The pinnacle of professional cycling is Tour de France. The race is a sporting mega-event and a large commercial show, which is enjoyed by millions of fans and hence acts as a market place for a dynamic flow of money. Teams, riders, sponsors, media, fans, cities and regions are among the actors in this entertaining sporting show, which mirrors many admirable athletic performances although the influx of doping scandals has been a downside for the sport.
On top of the enduring attitude of riders striving to climb steep mountains and going beyond physical and mental pain in their efforts to complete the prestigious three-week race, the uniqueness of professional cycling from a fan perspective is the proximity to the action. Moreover, the race is an extraordinary sporting event in the sense that you can actually attend the event ‘for free’ while the proximity is so intense that you can almost touch the riders when they pass. In every start or finish point, you will see fans trying to get a quick look at the star riders or hoping for an autograph, or some team merchandise (e.g. water bottles). Some fans will even wait outside the riders’ hotels in hope of meeting them and so far the level of proximity is intense and one of the charming points of professional cycling so I certainly hope that the race and teams will keep it this way.
Photo: My friend Lars Vetter illustrates the ‘fan proximity’ of professional cycling – the picture displays the distance from Lars to Mark Cavendish during the starting point of one of the stages in the race ‘Post Danmark Rundt’.
In any ‘commercial sporting show’, the rights holders are eager to exploit the millions of ‘live’ spectators along the roads of the race or the millions of eyeballs following the race on various media. The business-related and money-making caravan, which consists of +100 vehicles is like a ‘flashing’ and ‘moving’ interactive billboard. The caravan hands out commercial gifts and samples.
Photo: Examples of Tour de France sponsorship deals (source: Sport Marketing Frontiers, 2013).
Main sponsors such as the official car of Tour de France, Skoda or drinks producer Vittel, candy company Haribo and retail store company Carrefour pays large sums to be associated with the race. The ‘event space’ and ‘brand space’ is enormous. Much open road is accessible so the race serves as a perfect occasion to set up multiple picnics while enjoying the ‘passing circus of riders and sponsors’. Another characteristic of the race is the fact that being a Tour de France fan is associated with a great deal of independence in the way that it is easy to plan an individual trip (and to visit multiple stages of the race) according to economic and geographical considerations. Some fans have even applied hitch-hiking as a method to go from one stage to another and that is a cheap and alternative way to sports consumption.

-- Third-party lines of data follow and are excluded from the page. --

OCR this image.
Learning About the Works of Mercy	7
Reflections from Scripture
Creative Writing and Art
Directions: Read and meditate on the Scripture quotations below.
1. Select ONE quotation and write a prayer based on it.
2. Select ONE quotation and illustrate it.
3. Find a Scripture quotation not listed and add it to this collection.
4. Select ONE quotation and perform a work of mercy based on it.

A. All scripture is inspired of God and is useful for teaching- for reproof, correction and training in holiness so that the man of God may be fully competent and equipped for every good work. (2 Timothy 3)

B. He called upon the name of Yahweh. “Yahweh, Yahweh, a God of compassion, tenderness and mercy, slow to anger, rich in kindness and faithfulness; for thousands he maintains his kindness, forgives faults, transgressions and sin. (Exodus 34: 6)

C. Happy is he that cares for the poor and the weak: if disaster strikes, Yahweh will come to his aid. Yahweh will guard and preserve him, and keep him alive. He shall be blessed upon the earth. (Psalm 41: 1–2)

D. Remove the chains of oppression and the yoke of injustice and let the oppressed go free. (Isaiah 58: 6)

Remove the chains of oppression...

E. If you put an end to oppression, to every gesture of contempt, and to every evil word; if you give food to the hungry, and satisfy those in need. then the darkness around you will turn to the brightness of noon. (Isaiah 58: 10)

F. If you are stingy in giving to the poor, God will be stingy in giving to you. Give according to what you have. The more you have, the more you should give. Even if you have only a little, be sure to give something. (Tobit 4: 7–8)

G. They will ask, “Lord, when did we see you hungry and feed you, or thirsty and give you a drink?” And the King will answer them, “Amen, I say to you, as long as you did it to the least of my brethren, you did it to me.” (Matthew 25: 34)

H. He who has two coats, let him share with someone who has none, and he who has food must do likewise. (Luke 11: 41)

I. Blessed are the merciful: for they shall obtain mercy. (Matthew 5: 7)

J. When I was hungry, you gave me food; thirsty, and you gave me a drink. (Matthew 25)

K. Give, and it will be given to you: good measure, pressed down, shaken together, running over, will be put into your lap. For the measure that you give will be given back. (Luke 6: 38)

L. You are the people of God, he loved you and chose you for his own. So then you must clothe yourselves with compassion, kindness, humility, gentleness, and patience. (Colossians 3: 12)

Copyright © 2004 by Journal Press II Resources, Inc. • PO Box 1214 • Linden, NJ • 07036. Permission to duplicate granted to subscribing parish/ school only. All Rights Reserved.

The media and fan appeal of the race has a great economic meaning for the Tour de France locations. To find accommodation, it is often a good idea to start the booking process now (this fall) to secure a good location for next year’s race (as soon as the route for the race is known). That initiative helps YOU in your pursuit for the best deals. As mentioned in the beginning of the post, this aspect is a positive economic influencer on cities and regions but ‘third party actors’ are always to be found around large sporting events, i.e. due to the fact that organizations from other business areas than cycling may benefit from doing business in relation to Tour de France (e.g. specialized traveling companies, organizers of recreational cycling trips, merchandise producers, security suppliers etc.). Although a city may have to invest highly in achieving the privilege to arrange the start or end of one of the Tour de France stages, the investment often pays off measured purely on the ‘realized PR-value’. Thousands of visitors will travel to the city and then if you add accommodation, restaurants and shops to the equation, the investment makes perfect sense. However, rights holders and assessors of the event must consider aspects like opportunity costs, long-term legacy effects and balancing evaluations done ‘ex ante’, during and ‘ex post’ of the event.
Watching Tour de France, I have always been very fascinated by the athletic performances when the riders hit the mountains. Additionally, it is captivating from a fan perspective to see the amount of tourists attracted by these stages. Fans are so close to the race and for small romantic and mountainous villages the publicity from the race goes beyond what would be feasible to pay if the village had to pay for that in connection to ordinary advertising prices. Then, you may attach the long-term effect, which is derived from the amount of people, who are exposed to the beauty of the region. The regions, citys or villages of Tour de France receive much appreciated recognition, especially if you consider that the large investments are mainly associated with the ‘start and finish locations’ and not those locations, which the caravan passes on its way from A to B. So it is not an exaggerated statement to say that French regions, citys and villages may benefit from Tour de France even in periods when the race is not passing through. The fact that some cycling fans arrive at a stage location a week or several days before a specific stage of the race confidently leads to additional revenues for the regions, citys or villages of the race because with a longer stay cycling fans will have a higher probability of being caught in a process where their interactions result in increased loyalty to come back. Finally, cycling as a recreational actitivity has become rather popular in various regions of the world and as we have seen in golf people may come back to follow in the footsteps of their professional heroes. In golf, you have the opportunity to play the same courses and in cycling to ride the same roads as the professionals. In football/soccer, it is tough to go to Barcelona and to claim a chance to play on the pitch of Camp Nou unless you are a professional.